Tak perlu dinafikan lagi tentunya bahwa peradaban manusia berkembang dengan sangat dinamis seiring dengan perkembangan pola pikir insan-insan di dalamnya. Bumi yang menempati posisi ketiga dalam sistim tata surya galaksi Bima Sakti ini menjadi saksi perkembangan tersebut, setidaknya mulai dari zaman prasejarah hingga era digital seperti sekarang ini. Perubahan dan transformasi di setiap sektor kehidupan tentu saja menjadi sebuah konsekuensi dari perkembangan peradaban tersebut. Tak terkecuali pada hasil rasa, karya dan cipta manusia yang disebut kebudayaan. Imbas dari perkembangan peradaban tersebut tentunya sampai pada anak-anak kandung kebudayaan, salah satunya adalah kesusastraan.

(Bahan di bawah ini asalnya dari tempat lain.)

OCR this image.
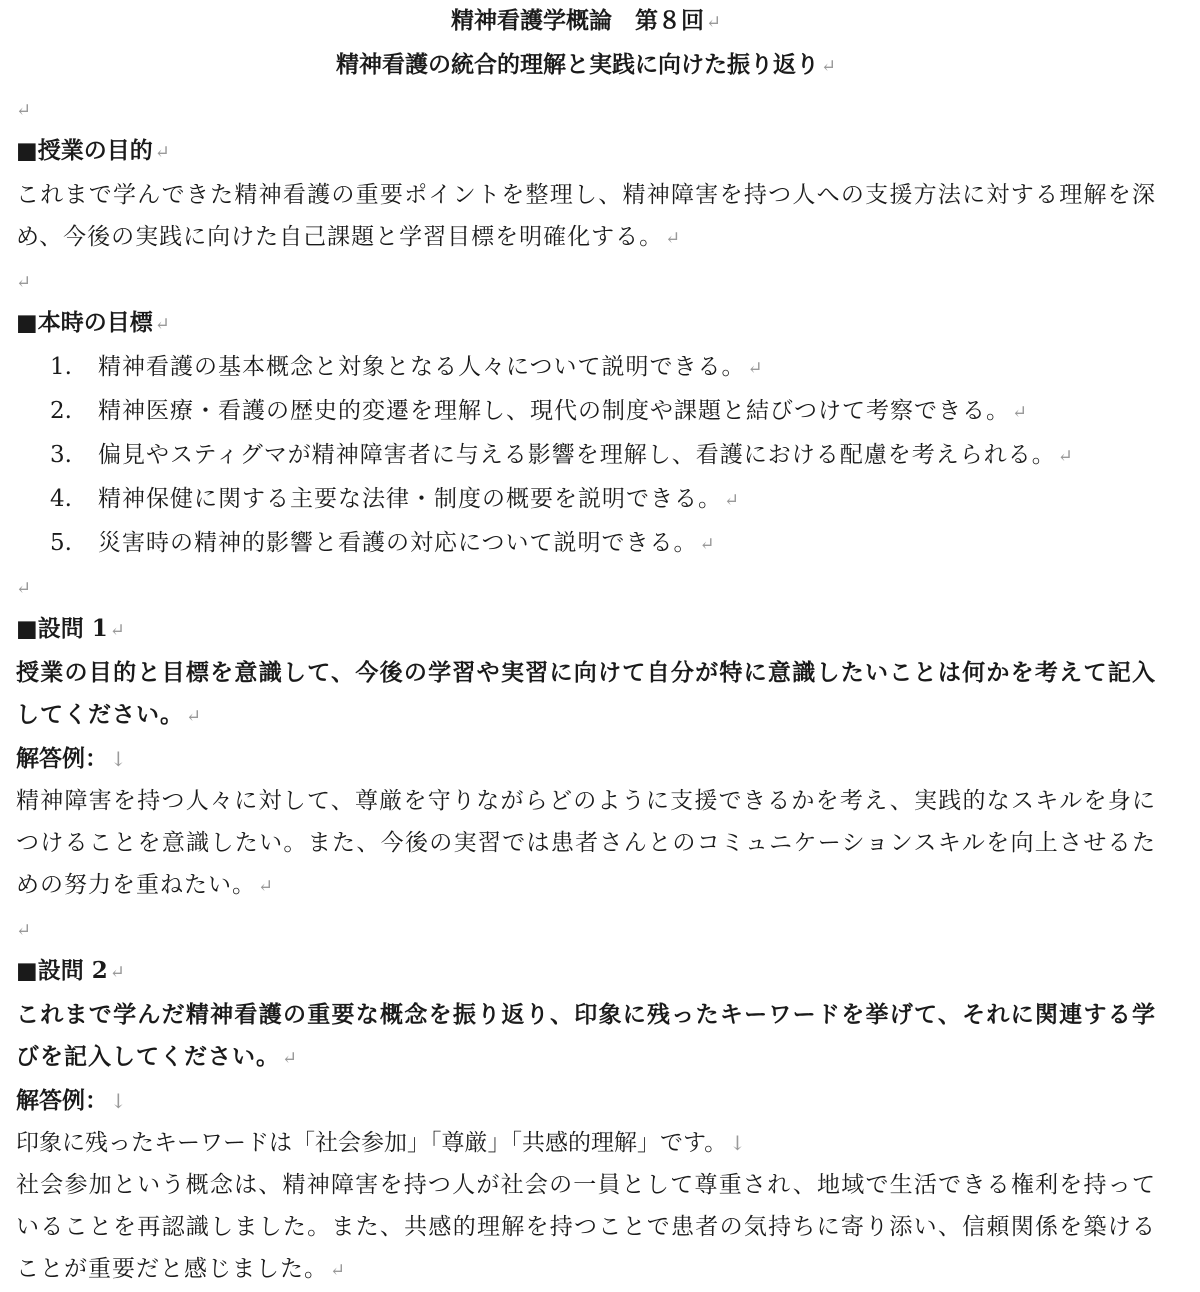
精神看護学概論　第８回 ↵
精神看護の統合的理解と実践に向けた振り返り ↵
↵
■授業の目的 ↵
これまで学んできた精神看護の重要ポイントを整理し、精神障害を持つ人への支援方法に対する理解を深め、今後の実践に向けた自己課題と学習目標を明確化する。 ↵
↵
■本時の目標 ↵
1. 精神看護の基本概念と対象となる人々について説明できる。 ↵
2. 精神医療・看護の歴史的変遷を理解し、現代の制度や課題と結びつけて考察できる。 ↵
3. 偏見やスティグマが精神障害者に与える影響を理解し、看護における配慮を考えられる。 ↵
4. 精神保健に関する主要な法律・制度の概要を説明できる。 ↵
5. 災害時の精神的影響と看護の対応について説明できる。 ↵
↵
■設問 1 ↵
授業の目的と目標を意識して、今後の学習や実習に向けて自分が特に意識したいことは何かを考えて記入してください。 ↵
解答例： ↓
精神障害を持つ人々に対して、尊厳を守りながらどのように支援できるかを考え、実践的なスキルを身につけることを意識したい。また、今後の実習では患者さんとのコミュニケーションスキルを向上させるための努力を重ねたい。 ↵
↵
■設問 2 ↵
これまで学んだ精神看護の重要な概念を振り返り、印象に残ったキーワードを挙げて、それに関連する学びを記入してください。 ↵
解答例： ↓
印象に残ったキーワードは「社会参加」「尊厳」「共感的理解」です。 ↓
社会参加という概念は、精神障害を持つ人が社会の一員として尊重され、地域で生活できる権利を持っていることを再認識しました。また、共感的理解を持つことで患者の気持ちに寄り添い、信頼関係を築けることが重要だと感じました。 ↵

Berbagai sumber mendefinisikan kesusastraan sebagai bentuk rangkaian tulisan yang memiliki maksud tertentu dengan nilai-nilai keindahan serta estetik di dalamnya. Sedangkan secara fungsi, kesusastraan berperan sebagai cerminan keadaan sosial suatu bangsa pada satu era. Fungsi dari kesusastraan inilah yang kemudian menjadikannya sebagai referensi bagi masyarakat pada era selanjutnya. Sifat referensial dari kesusastraan tersebut bukan hanya dalam tataran dunia sastra saja, tetapi juga melingkupi hampir ke segala sektor kehidupan. Bagi bangsa Asia Raya, beberapa karya-karya agung dari jazirah Arab, Cina daratan dan tanah Hindustan di India sangat berpengaruh. Hingga saat ini nilai-nilai kandungannya masih diterapkan dalam kehidupan sehari-hari. Salah satu contohnya adalah Strategi Peperangan Sun Tzu yang pada masa sekarang ini masih banyak diaplikasikan di pelbagai manajemen perkantoran di Asia bahkan dunia. Di Nusantara sendiri pun ada berbagai karya yang berpengaruh hingga hari ini, diantaranya adalah kakawin Sutasoma karya Mpu Tantular, dimana pada salah satu pupuhnya terdapat kalimat yang dipakai sebagai semboyan negara kita. Selain itu, tentu saja ada karya-karya lain seperti kitab Negarakertagama atau Jangka Jayabaya. Pada karya yang terakhir disebut harus diakui sangat berpengaruh pada pola pikir sebagian rakyat Indonesia, setidaknya ketika negara sedang mengalami suatu kekacauan atau bencana, dalam istilah pewayangan disebut “Goro-goro”.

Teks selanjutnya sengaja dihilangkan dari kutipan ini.